En petite Sibérie dans le massif du Jura

Quel meilleur endroit que le Val de Mouthe, surnommé « la petite Sibérie française », pour observer la faune boréale ? À 1200 mètres d’altitude, près de la frontière suisse, dans une neige abondante et un froid rigoureux, la harde de rennes libérée du  Père Noël semble à son aise. Tout aussi placides , les yacks, bisons d’Europe et autres aurochs surveillent d’un œil la meute des chiens du Groenland.

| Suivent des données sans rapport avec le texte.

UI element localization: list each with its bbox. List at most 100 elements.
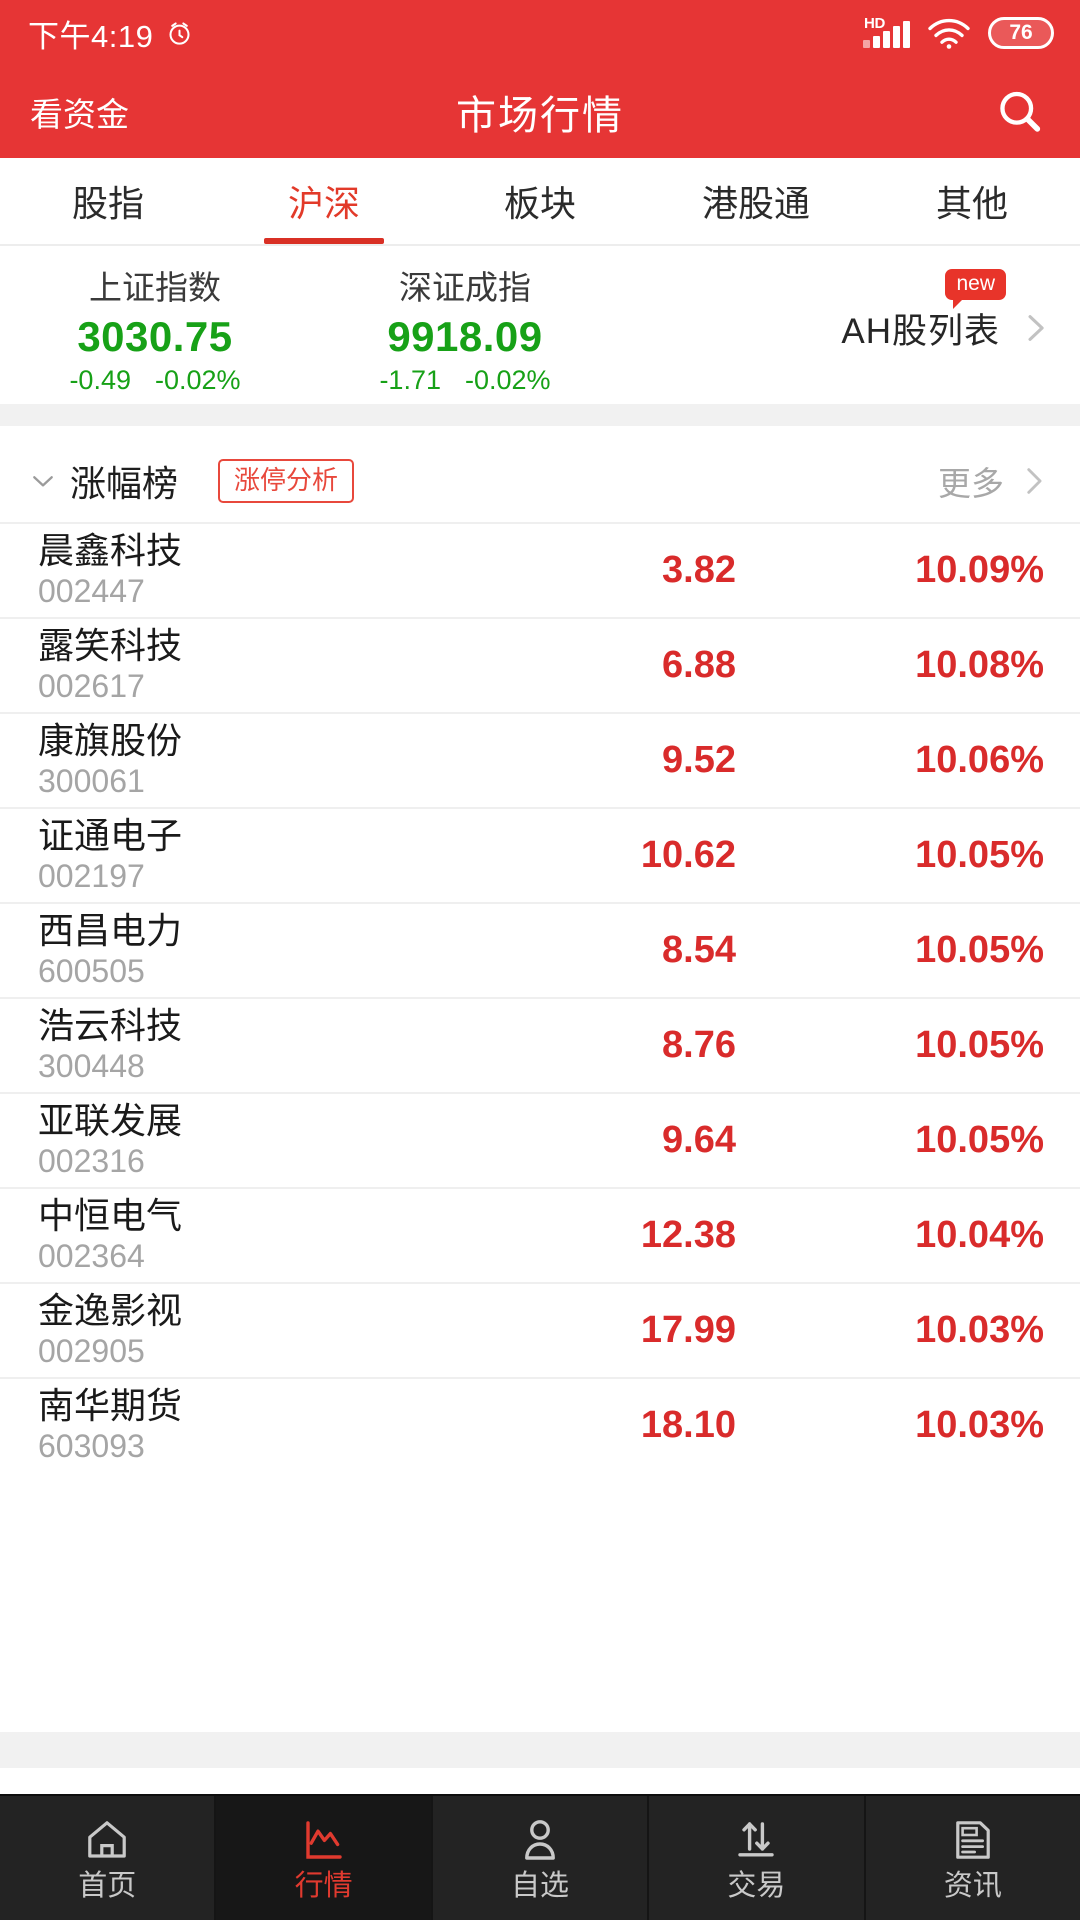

 Le Parc polaire de Chaux-Neuve n’est qu’à 20 km de la station de Métabief où l’on goûte avec plaisir toute la déclinaison des fromages comtois. Dans la Grange qui leur est dédiée, sur écran, puis en surplomb des deux ateliers de production, le mont-d’or est moulé puis sanglé, le comté pressé et le morbier garni de suie de charbon de bois..

De quoi enchaîner ensuite les balades qu’elles soient à raquettes, sur une centaine de kilomètres de pistes balisées, dont une éclairée la nuit, en traîneau tiré par des chiens ou des chevaux, ou en télésiège. Celui du Monrond, accessible aux piétons, offre, à 1420 mètres, une vue panoramique sur les sommets alpins. On en compterait jusqu’à 300 par temps clair.

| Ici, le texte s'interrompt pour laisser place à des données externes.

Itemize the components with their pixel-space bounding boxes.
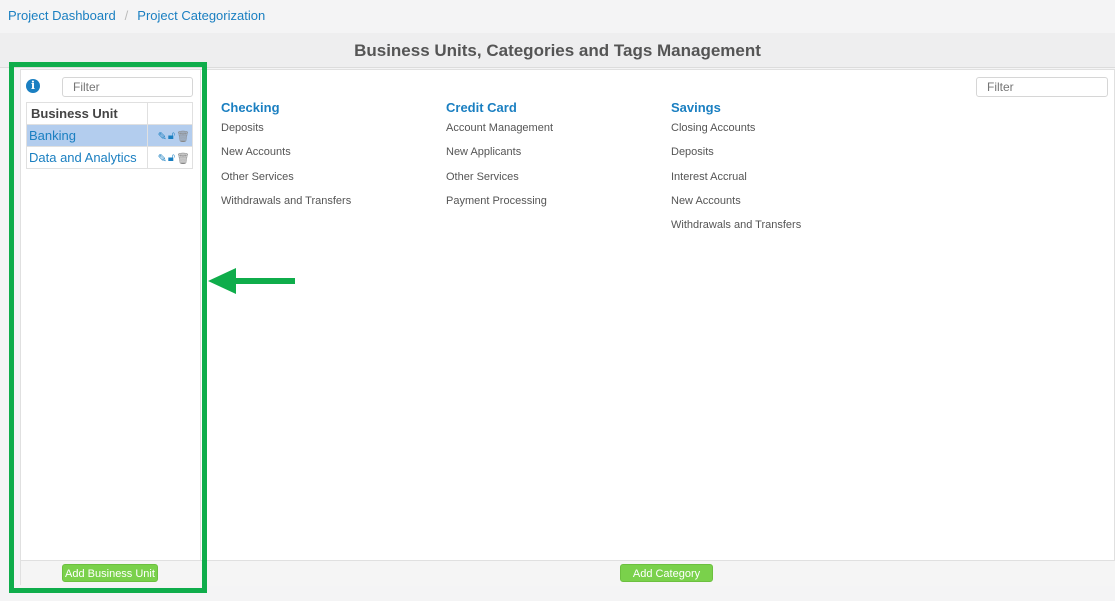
add-category-button[interactable]: Add Category bbox=[620, 564, 713, 582]
breadcrumb-project-dashboard[interactable]: Project Dashboard bbox=[8, 8, 116, 23]
business-unit-panel: i Business Unit Banking ✎🔓︎🗑︎ Data and A… bbox=[21, 70, 201, 586]
unlock-icon[interactable]: 🔓︎ bbox=[168, 152, 175, 165]
title-bar: Business Units, Categories and Tags Mana… bbox=[0, 33, 1115, 68]
trash-icon[interactable]: 🗑︎ bbox=[176, 152, 190, 165]
tag-item[interactable]: Closing Accounts bbox=[671, 121, 891, 145]
row-actions: ✎🔓︎🗑︎ bbox=[147, 146, 193, 169]
business-unit-name[interactable]: Banking bbox=[26, 124, 148, 147]
breadcrumb: Project Dashboard / Project Categorization bbox=[0, 0, 1115, 32]
tag-item[interactable]: Payment Processing bbox=[446, 194, 666, 218]
category-title[interactable]: Credit Card bbox=[446, 100, 666, 115]
arrow-left-icon bbox=[208, 268, 295, 294]
unlock-icon[interactable]: 🔓︎ bbox=[168, 130, 175, 143]
tag-item[interactable]: Interest Accrual bbox=[671, 170, 891, 194]
main-panel: i Business Unit Banking ✎🔓︎🗑︎ Data and A… bbox=[20, 69, 1115, 586]
tag-item[interactable]: Other Services bbox=[221, 170, 441, 194]
business-unit-row-data-and-analytics[interactable]: Data and Analytics ✎🔓︎🗑︎ bbox=[26, 146, 193, 169]
category-title[interactable]: Checking bbox=[221, 100, 441, 115]
tag-item[interactable]: Account Management bbox=[446, 121, 666, 145]
tag-item[interactable]: Deposits bbox=[671, 145, 891, 169]
page-title: Business Units, Categories and Tags Mana… bbox=[354, 41, 761, 60]
breadcrumb-project-categorization[interactable]: Project Categorization bbox=[137, 8, 265, 23]
business-unit-column-header: Business Unit bbox=[26, 102, 148, 125]
breadcrumb-separator: / bbox=[124, 8, 129, 23]
business-unit-name[interactable]: Data and Analytics bbox=[26, 146, 148, 169]
category-column-savings: Savings Closing Accounts Deposits Intere… bbox=[671, 100, 891, 242]
row-actions: ✎🔓︎🗑︎ bbox=[147, 124, 193, 147]
category-column-checking: Checking Deposits New Accounts Other Ser… bbox=[221, 100, 441, 218]
tag-item[interactable]: New Accounts bbox=[221, 145, 441, 169]
business-unit-filter-input[interactable] bbox=[62, 77, 193, 97]
tag-item[interactable]: Withdrawals and Transfers bbox=[221, 194, 441, 218]
actions-column-header bbox=[147, 102, 193, 125]
category-filter-input[interactable] bbox=[976, 77, 1108, 97]
tag-item[interactable]: Withdrawals and Transfers bbox=[671, 218, 891, 242]
tag-item[interactable]: Deposits bbox=[221, 121, 441, 145]
business-unit-table: Business Unit Banking ✎🔓︎🗑︎ Data and Ana… bbox=[26, 102, 193, 169]
tag-item[interactable]: New Accounts bbox=[671, 194, 891, 218]
tag-item[interactable]: Other Services bbox=[446, 170, 666, 194]
category-title[interactable]: Savings bbox=[671, 100, 891, 115]
panel-footer: Add Business Unit Add Category bbox=[21, 560, 1115, 586]
business-unit-row-banking[interactable]: Banking ✎🔓︎🗑︎ bbox=[26, 124, 193, 147]
tag-item[interactable]: New Applicants bbox=[446, 145, 666, 169]
add-business-unit-button[interactable]: Add Business Unit bbox=[62, 564, 158, 582]
category-column-credit-card: Credit Card Account Management New Appli… bbox=[446, 100, 666, 218]
pencil-icon[interactable]: ✎ bbox=[158, 130, 167, 143]
info-circle-icon[interactable]: i bbox=[26, 79, 40, 93]
pencil-icon[interactable]: ✎ bbox=[158, 152, 167, 165]
trash-icon[interactable]: 🗑︎ bbox=[176, 130, 190, 143]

Tranquillité assurée dans le Massif Central

Bien malin qui, l’été, peut deviner qu’ici se cache une des stations familiales les plus agréables du massif du Sancy…Discrète, voire secrète, Chastreix l’est assurément. Ce qui ne gâche rien lorsqu’on suit, skis aux pieds, les traces de chevreuil dans le cirque glaciaire de la Fontaine salée, au cœur de la réserve naturelle.

Côté village, peu d’animations, mais une belle église médiévale ç nef unique où la Vierge noire, volée, n’est plus qu’une copie. En station, à 1400 m, à vous les raquettes, luges pour les petits et chiens de traîneaux.